« Il devient pressing de repenser ce que signifie “travailler ensemble” à l’ère des échanges avec des entités artificielles »

Des voix se font de plus en plus entendre en faveur d’un retour à davantage de travail en présentiel, après la vague de télétravail engendrée par la pandémie de Covid-19. On pense à Amazon, qui a récemment imposé à ses troupes de revenir au bureau, ou encore à Ubisoft, qui réclame désormais trois jours de présence hebdomadaire.

Cette demande de présentéisme apparaît pourtant comme un combat d’arrière-garde au moment où l’usage de l’intelligence artificielle (IA) générative se diffuse dans les entreprises, allant jusqu’à remettre en cause l’utilité même des relations entre les salariés.

Une étude récente menée par des chercheurs de l’université Stanford en Californie révèle ainsi que des téléopérateurs récemment embauchés préfèrent interroger des agents conversationnels lorsqu’ils ont une question à poser, plutôt que de solliciter l’aide de leurs collègues expérimentés.

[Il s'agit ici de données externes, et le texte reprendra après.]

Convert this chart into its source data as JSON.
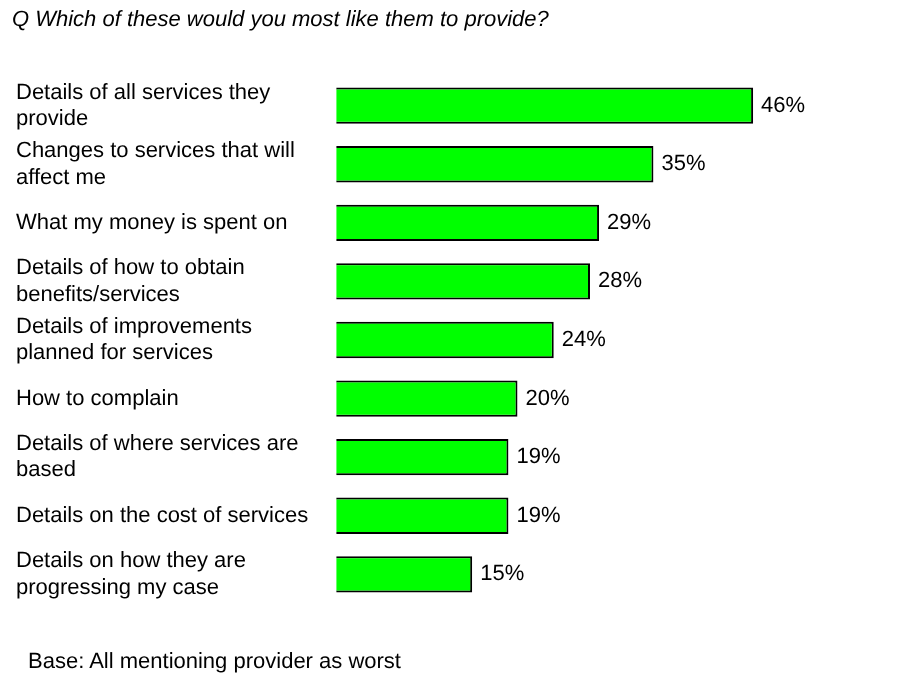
{
  "chart_data": {
    "type": "bar",
    "orientation": "horizontal",
    "title": "Q Which of these would you most like them to provide?",
    "categories": [
      "Details of all services they provide",
      "Changes to services that will affect me",
      "What my money is spent on",
      "Details of how to obtain benefits/services",
      "Details of improvements planned for services",
      "How to complain",
      "Details of where services are based",
      "Details on the cost of services",
      "Details on how they are progressing my case"
    ],
    "values": [
      46,
      35,
      29,
      28,
      24,
      20,
      19,
      19,
      15
    ],
    "value_labels": [
      "46%",
      "35%",
      "29%",
      "28%",
      "24%",
      "20%",
      "19%",
      "19%",
      "15%"
    ],
    "color": "#00ff00",
    "annotations": [
      "Base: All mentioning provider as worst"
    ]
  }
}
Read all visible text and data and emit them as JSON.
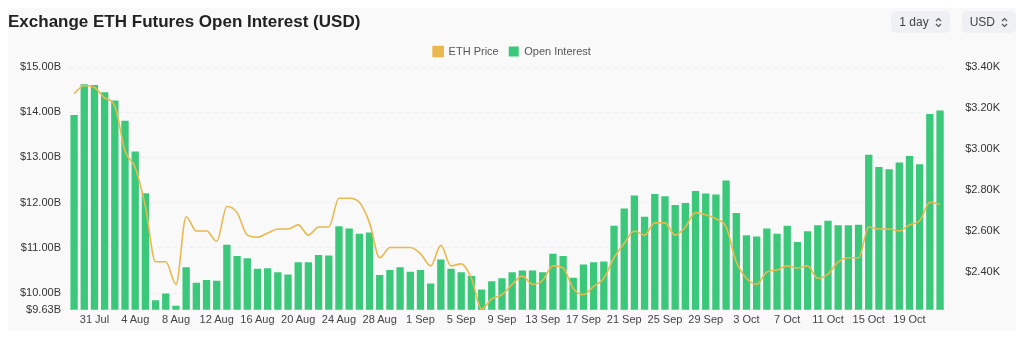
{
  "chart_data": {
    "type": "bar",
    "title": "Exchange ETH Futures Open Interest (USD)",
    "annotations": [
      "1 day",
      "USD"
    ],
    "categories": [
      null,
      null,
      "31 Jul",
      null,
      null,
      null,
      "4 Aug",
      null,
      null,
      null,
      "8 Aug",
      null,
      null,
      null,
      "12 Aug",
      null,
      null,
      null,
      "16 Aug",
      null,
      null,
      null,
      "20 Aug",
      null,
      null,
      null,
      "24 Aug",
      null,
      null,
      null,
      "28 Aug",
      null,
      null,
      null,
      "1 Sep",
      null,
      null,
      null,
      "5 Sep",
      null,
      null,
      null,
      "9 Sep",
      null,
      null,
      null,
      "13 Sep",
      null,
      null,
      null,
      "17 Sep",
      null,
      null,
      null,
      "21 Sep",
      null,
      null,
      null,
      "25 Sep",
      null,
      null,
      null,
      "29 Sep",
      null,
      null,
      null,
      "3 Oct",
      null,
      null,
      null,
      "7 Oct",
      null,
      null,
      null,
      "11 Oct",
      null,
      null,
      null,
      "15 Oct",
      null,
      null,
      null,
      "19 Oct",
      null,
      null,
      null
    ],
    "series": [
      {
        "name": "ETH Price",
        "type": "line",
        "axis": "y2",
        "color": "#e9b84e",
        "values": [
          3.27,
          3.31,
          3.3,
          3.25,
          3.21,
          2.99,
          2.91,
          2.72,
          2.45,
          2.45,
          2.34,
          2.67,
          2.6,
          2.6,
          2.55,
          2.72,
          2.69,
          2.58,
          2.57,
          2.59,
          2.61,
          2.61,
          2.63,
          2.58,
          2.62,
          2.62,
          2.76,
          2.76,
          2.74,
          2.64,
          2.47,
          2.52,
          2.52,
          2.52,
          2.49,
          2.43,
          2.53,
          2.43,
          2.44,
          2.37,
          2.22,
          2.27,
          2.29,
          2.34,
          2.38,
          2.34,
          2.36,
          2.43,
          2.42,
          2.32,
          2.29,
          2.33,
          2.37,
          2.47,
          2.54,
          2.6,
          2.58,
          2.64,
          2.64,
          2.58,
          2.62,
          2.69,
          2.68,
          2.66,
          2.62,
          2.45,
          2.37,
          2.34,
          2.4,
          2.41,
          2.43,
          2.42,
          2.43,
          2.37,
          2.39,
          2.45,
          2.47,
          2.47,
          2.62,
          2.61,
          2.61,
          2.6,
          2.63,
          2.65,
          2.74,
          2.73
        ]
      },
      {
        "name": "Open Interest",
        "color": "#3cc87b",
        "values": [
          13.94,
          14.62,
          14.6,
          14.44,
          14.26,
          13.81,
          13.13,
          12.21,
          9.84,
          9.99,
          9.72,
          10.57,
          10.23,
          10.29,
          10.27,
          11.07,
          10.82,
          10.77,
          10.54,
          10.55,
          10.46,
          10.41,
          10.68,
          10.68,
          10.84,
          10.83,
          11.48,
          11.43,
          11.31,
          11.34,
          10.4,
          10.51,
          10.57,
          10.47,
          10.51,
          10.21,
          10.74,
          10.54,
          10.46,
          10.38,
          10.08,
          10.26,
          10.33,
          10.46,
          10.5,
          10.5,
          10.46,
          10.87,
          10.82,
          10.34,
          10.63,
          10.68,
          10.7,
          11.49,
          11.87,
          12.16,
          11.69,
          12.19,
          12.14,
          11.95,
          11.99,
          12.26,
          12.2,
          12.18,
          12.49,
          11.77,
          11.28,
          11.25,
          11.43,
          11.31,
          11.49,
          11.13,
          11.37,
          11.5,
          11.6,
          11.5,
          11.5,
          11.51,
          13.06,
          12.79,
          12.74,
          12.89,
          13.03,
          12.85,
          13.96,
          14.04
        ]
      }
    ],
    "ylim": [
      9.63,
      15
    ],
    "yticks": [
      {
        "value": 9.63,
        "label": "$9.63B"
      },
      {
        "value": 10,
        "label": "$10.00B"
      },
      {
        "value": 11,
        "label": "$11.00B"
      },
      {
        "value": 12,
        "label": "$12.00B"
      },
      {
        "value": 13,
        "label": "$13.00B"
      },
      {
        "value": 14,
        "label": "$14.00B"
      },
      {
        "value": 15,
        "label": "$15.00B"
      }
    ],
    "y2lim": [
      2.216,
      3.4
    ],
    "y2ticks": [
      {
        "value": 2.4,
        "label": "$2.40K"
      },
      {
        "value": 2.6,
        "label": "$2.60K"
      },
      {
        "value": 2.8,
        "label": "$2.80K"
      },
      {
        "value": 3.0,
        "label": "$3.00K"
      },
      {
        "value": 3.2,
        "label": "$3.20K"
      },
      {
        "value": 3.4,
        "label": "$3.40K"
      }
    ],
    "grid": "y",
    "legend": "top",
    "marker": "none",
    "line_style": "solid"
  }
}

L’adoption croissante d’outils reposant sur l’IA, tels que ChatGPT, Claude.ai ou GitHub Copilot transforme à la fois nos façons individuelles de travailler et les relations au sein des organisations, en particulier dans des secteurs comme le conseil, le droit ou les services numériques, tout ce que l’on nomme l’« économie de la connaissance ». Une telle transformation pose des risques de dégradation des rapports sociaux et de liens au collectif au moins aussi importants que ceux générés par le télétravail.

Préservation des rituels

En utilisant ces outils, on vit ce que le philosophe Jean Baudrillard (1929-2007) appellerait une simulation de dialogue (Simulacres et simulation, Gallimard, 1981). Une illusion d’une relation interpersonnelle qui s’adapterait parfaitement à nos préférences grâce à une succession de calculs de probabilité. Bien qu’elles ne reproduisent pas encore le langage non verbal (gestes, sourires, regards et autres micro-expressions), ces technologies parviennent à générer une forme de présence – et même d’amour – qui peut nous faire oublier leur nature artificielle.